Stratiform cirrus clouds
The Natural Colour RGBs are created from three channels all measuring reflected solar radiation. Ice clouds are usually seen in these RGBs because they reflect the shortwave radiation. Ice clouds are depicted in cyan colour, since ice crystals absorb more radiation in the 1.6 micron channel than in the 0.63 and 0.87 channels, and so the channels 1 and 2 contribute much more to the satellite measured radiation than channel 3A. The MetOp AVHRR Natural Colour RGB image below shows stratiform thin cirrus clouds (taken on 14 March 2014 at 09:41 UTC).
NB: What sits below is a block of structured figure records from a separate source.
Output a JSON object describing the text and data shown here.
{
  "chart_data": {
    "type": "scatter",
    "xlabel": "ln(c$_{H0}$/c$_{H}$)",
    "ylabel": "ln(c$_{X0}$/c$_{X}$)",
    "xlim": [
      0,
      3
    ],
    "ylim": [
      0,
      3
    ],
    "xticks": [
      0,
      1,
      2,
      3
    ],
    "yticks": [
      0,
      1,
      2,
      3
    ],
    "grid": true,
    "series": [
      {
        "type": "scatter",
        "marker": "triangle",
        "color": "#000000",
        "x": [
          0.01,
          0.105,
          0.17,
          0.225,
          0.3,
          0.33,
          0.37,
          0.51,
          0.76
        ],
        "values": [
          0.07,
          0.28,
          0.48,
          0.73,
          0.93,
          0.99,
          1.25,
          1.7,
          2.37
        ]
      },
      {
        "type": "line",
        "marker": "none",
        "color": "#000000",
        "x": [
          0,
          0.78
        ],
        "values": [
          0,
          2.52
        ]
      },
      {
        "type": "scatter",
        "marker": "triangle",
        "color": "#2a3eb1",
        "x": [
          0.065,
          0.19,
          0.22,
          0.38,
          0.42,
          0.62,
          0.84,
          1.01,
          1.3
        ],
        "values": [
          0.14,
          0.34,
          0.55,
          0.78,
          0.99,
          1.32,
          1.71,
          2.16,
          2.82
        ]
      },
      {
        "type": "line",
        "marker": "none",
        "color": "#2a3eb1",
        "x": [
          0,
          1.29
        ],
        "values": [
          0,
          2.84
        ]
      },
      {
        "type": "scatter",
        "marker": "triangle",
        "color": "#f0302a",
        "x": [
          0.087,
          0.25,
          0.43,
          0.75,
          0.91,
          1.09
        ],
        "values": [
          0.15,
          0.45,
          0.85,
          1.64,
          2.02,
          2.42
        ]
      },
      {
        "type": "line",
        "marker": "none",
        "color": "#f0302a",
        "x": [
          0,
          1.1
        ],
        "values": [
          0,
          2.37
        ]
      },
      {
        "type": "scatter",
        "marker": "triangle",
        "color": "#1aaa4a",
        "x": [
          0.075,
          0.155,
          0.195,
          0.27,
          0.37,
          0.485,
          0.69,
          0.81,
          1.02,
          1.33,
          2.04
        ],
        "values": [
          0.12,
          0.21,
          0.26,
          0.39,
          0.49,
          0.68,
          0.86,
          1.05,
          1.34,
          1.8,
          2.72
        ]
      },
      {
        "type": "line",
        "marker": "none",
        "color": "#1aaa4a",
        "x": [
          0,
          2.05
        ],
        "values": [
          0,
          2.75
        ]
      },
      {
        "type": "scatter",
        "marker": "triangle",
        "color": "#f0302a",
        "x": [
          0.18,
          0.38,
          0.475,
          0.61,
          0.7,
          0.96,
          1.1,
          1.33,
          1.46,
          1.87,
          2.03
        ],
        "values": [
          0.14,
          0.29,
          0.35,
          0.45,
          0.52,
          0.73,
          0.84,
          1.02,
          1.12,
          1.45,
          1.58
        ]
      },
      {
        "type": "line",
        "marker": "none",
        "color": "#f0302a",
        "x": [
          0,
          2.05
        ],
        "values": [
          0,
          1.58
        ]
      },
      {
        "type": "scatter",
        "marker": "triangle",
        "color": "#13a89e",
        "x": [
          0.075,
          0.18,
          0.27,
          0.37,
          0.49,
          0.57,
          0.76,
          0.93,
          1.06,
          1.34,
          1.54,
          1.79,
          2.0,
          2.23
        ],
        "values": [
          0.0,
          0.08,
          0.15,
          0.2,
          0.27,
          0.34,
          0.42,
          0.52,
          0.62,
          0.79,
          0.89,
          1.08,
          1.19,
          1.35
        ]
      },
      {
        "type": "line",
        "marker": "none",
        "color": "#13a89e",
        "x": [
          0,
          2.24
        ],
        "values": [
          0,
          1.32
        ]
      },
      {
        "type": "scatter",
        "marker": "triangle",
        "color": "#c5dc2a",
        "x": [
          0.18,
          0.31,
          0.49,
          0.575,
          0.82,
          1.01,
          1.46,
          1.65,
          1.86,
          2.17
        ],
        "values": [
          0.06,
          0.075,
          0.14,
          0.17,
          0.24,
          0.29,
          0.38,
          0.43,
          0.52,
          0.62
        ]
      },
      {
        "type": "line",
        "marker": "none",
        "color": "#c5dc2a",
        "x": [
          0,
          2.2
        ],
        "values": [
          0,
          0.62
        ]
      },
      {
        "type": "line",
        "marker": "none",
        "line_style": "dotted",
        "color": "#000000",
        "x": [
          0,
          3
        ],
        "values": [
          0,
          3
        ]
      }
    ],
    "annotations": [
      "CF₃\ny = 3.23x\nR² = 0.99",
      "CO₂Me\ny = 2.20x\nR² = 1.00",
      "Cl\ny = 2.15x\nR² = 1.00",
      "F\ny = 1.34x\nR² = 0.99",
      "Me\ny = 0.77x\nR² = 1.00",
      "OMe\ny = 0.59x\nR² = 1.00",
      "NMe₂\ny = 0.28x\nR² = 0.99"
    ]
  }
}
MetOp AVHRR Natural Colour RGB image, 14 March 2014 09:41 UTC
Cirrus clouds are high level clouds consisting mainly from ice crystals. They can have various structures, and they typically consist of thicker and thinner parts. Thin cirrus clouds are semi-transparent letting some radiation coming through from below. Through the semi-transparent regions one can recognize the underlying surface/clouds ‘blurrily’, like in the image below (taken on 25 February 2014 at 10:34 UTC).
MetOp AVHRR Natural Colour RGB image, 25 February 2014 10:34 UTC
Semi-transparent clouds are easier to recognize over dark ‘background’ like sea or ocean, see the image below (taken on 11 March 2014 at 09:58 UTC). Cirrus clouds could be recognized by their colour, structure, semi-transparent nature. The thinnest clouds may not be seen because their reflection is week. They can be better detected by using infrared channel differences.
MetOp AVHRR Natural Colour RGB image, 11 March 2014 09:58 UTC
Explanation of the cyan colour for thin stratiform cirrus clouds in the Natural Colour RGB (see the recipe):
• With a strong contribution of the green and the blue colour beam over thin cirrus clouds, the resulting colour is cyan.